The InferX snapshot based cold start has 2 design principals:

Minized the CS-TTFT (Cold Start Time To First Token): the time between first request reach gateway and the first token return. In the production environment, the design goal is to limited CS-TTFT < 5 second.
Zero GPU usage before GPU Cold Start: Before serve the user request, the model container won't take ANY GPU resource includes GPU memory and GPU Context This is a lossy version of CPU Cold Start in which serving container doesn't start before cold start. The GPU Cold Start does a tradeoff between CPU memory and CS-TTFT.

The CS-TTFT of a snapshot based container includes following steps:

Container startup: Normal container start up such as container file system preparation,container network registration.
Snapshot metadata loading: Loading snapshot metadata such as how many GPUs needed, GPU memory size
Data loading: initialize GPU and load GPU data, pinned data and pageable data.
First request TTFT: process first request's TTFT. The first request TTFT after cold start latenccy will be higher than following requests.

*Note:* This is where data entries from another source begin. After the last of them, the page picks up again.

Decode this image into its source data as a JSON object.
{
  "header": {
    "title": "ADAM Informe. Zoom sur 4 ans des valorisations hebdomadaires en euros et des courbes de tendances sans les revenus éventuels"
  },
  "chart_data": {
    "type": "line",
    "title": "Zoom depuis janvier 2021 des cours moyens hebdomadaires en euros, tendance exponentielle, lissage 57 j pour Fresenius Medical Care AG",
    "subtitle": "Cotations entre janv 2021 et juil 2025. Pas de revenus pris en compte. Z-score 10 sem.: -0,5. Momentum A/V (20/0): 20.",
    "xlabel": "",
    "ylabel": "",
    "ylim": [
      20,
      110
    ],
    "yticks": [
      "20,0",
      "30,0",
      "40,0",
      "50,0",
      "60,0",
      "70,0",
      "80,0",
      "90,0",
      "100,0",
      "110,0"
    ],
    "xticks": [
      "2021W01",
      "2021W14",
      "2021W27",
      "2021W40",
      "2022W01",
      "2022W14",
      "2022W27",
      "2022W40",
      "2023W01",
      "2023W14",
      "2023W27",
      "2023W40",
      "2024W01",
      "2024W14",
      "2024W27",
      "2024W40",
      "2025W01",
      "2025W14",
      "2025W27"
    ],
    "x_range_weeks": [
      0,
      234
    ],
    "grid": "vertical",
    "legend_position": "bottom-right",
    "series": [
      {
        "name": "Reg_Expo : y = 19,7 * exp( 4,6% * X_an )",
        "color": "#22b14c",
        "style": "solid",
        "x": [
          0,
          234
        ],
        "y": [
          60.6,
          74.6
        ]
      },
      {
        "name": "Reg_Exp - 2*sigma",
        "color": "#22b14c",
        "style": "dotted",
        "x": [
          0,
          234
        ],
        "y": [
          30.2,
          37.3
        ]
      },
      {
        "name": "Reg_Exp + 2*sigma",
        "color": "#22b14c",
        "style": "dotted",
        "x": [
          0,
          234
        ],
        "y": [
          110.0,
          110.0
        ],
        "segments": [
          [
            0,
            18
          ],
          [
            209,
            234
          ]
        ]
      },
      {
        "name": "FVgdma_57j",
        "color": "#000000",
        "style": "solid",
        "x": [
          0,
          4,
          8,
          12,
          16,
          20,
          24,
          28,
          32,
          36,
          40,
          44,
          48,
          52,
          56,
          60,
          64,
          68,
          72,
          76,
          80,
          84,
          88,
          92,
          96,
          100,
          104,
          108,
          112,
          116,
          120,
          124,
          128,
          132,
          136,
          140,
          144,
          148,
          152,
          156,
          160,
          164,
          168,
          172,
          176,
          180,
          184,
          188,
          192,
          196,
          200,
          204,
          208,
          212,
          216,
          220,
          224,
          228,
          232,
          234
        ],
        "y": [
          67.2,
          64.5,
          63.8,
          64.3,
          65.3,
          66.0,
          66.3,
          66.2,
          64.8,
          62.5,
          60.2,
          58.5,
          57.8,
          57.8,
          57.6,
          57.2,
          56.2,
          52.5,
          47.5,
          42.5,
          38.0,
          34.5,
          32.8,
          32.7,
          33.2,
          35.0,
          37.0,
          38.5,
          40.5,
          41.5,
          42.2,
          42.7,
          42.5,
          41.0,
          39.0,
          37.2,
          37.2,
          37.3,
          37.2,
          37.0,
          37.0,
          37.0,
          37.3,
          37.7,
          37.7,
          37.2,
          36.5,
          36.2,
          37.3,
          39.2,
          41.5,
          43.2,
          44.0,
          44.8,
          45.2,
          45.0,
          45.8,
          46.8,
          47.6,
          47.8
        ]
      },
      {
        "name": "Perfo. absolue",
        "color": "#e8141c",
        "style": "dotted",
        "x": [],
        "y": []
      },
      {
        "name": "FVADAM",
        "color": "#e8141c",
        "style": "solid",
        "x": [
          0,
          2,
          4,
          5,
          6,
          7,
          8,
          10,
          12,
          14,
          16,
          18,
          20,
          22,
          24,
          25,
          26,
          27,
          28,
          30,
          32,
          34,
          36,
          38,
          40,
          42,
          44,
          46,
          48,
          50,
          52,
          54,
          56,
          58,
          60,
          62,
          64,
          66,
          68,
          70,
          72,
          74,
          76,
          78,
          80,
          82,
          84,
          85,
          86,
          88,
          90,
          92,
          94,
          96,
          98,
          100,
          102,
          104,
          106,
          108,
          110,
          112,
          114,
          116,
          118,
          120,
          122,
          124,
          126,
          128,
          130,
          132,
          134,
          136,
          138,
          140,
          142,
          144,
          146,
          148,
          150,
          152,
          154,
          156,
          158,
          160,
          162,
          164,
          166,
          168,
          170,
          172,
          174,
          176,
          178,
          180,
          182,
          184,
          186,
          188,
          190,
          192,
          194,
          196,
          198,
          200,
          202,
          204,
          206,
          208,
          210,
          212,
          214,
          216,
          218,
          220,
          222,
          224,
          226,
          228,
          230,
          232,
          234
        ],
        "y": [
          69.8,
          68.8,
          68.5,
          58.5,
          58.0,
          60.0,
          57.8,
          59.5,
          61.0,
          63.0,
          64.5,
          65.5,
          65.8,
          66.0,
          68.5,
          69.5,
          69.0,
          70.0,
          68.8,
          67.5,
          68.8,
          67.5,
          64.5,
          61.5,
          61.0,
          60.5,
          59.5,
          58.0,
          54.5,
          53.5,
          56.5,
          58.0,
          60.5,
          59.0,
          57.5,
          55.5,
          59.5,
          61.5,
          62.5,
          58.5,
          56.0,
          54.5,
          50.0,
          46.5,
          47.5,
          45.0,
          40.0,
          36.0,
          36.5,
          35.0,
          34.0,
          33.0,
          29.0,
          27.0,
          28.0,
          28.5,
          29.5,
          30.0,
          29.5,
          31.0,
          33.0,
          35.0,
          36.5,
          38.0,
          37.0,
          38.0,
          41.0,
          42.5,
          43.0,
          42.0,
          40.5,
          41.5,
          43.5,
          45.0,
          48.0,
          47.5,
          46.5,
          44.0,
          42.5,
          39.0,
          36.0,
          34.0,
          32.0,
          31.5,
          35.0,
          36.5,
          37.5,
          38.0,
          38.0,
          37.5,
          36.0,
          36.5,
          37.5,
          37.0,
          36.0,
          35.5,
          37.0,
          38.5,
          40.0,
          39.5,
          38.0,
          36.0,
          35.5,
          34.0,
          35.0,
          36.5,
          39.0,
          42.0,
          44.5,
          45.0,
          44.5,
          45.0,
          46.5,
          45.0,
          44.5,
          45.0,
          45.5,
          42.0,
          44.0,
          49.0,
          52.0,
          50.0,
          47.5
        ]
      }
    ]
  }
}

As the Step#1 and #2 won't take any GPU resource, InferX will "pre-warm" the container before the user request comming, i.e. start the container to finish Step#1 and Step#2 and blocks at before Step#3. Per our test, the Step#1 and #2 will take around 1-3 seconds, the optimization will save the 1-3 seconds from CS-TTFT. The Standby Container will takes about 200-400MB CPU memory.

The model serving container has following states as the :

Start --> Standby: It is triggerd by scheduler when scheduler decides to Pre-Warm a new Standby Container. It will start the container and finish Step#1 and #2;
Standby --> Running: When new request reach Gateway and there is no Running or Idle Container, the scheduler will do the Cold Start for the a Standby Container. The Cold Start incluldes Step#3 and #4.
Running --> Idle: When all the requests for the Running Container are served, the Running enters Idle state
Idle --> Running: When a new request comming and there are a Idle container for the model, scheduler will let the Idle Container enters Running state.
Idle --> End: When a new request comming and the scheduler find there is free GPU to do Cold Start, scheduler will find a Idle Container to evicate it to free GPU resource. In the Evication process, the Idle Container will be killed as normal container killing and free all the CPU and GPU resource.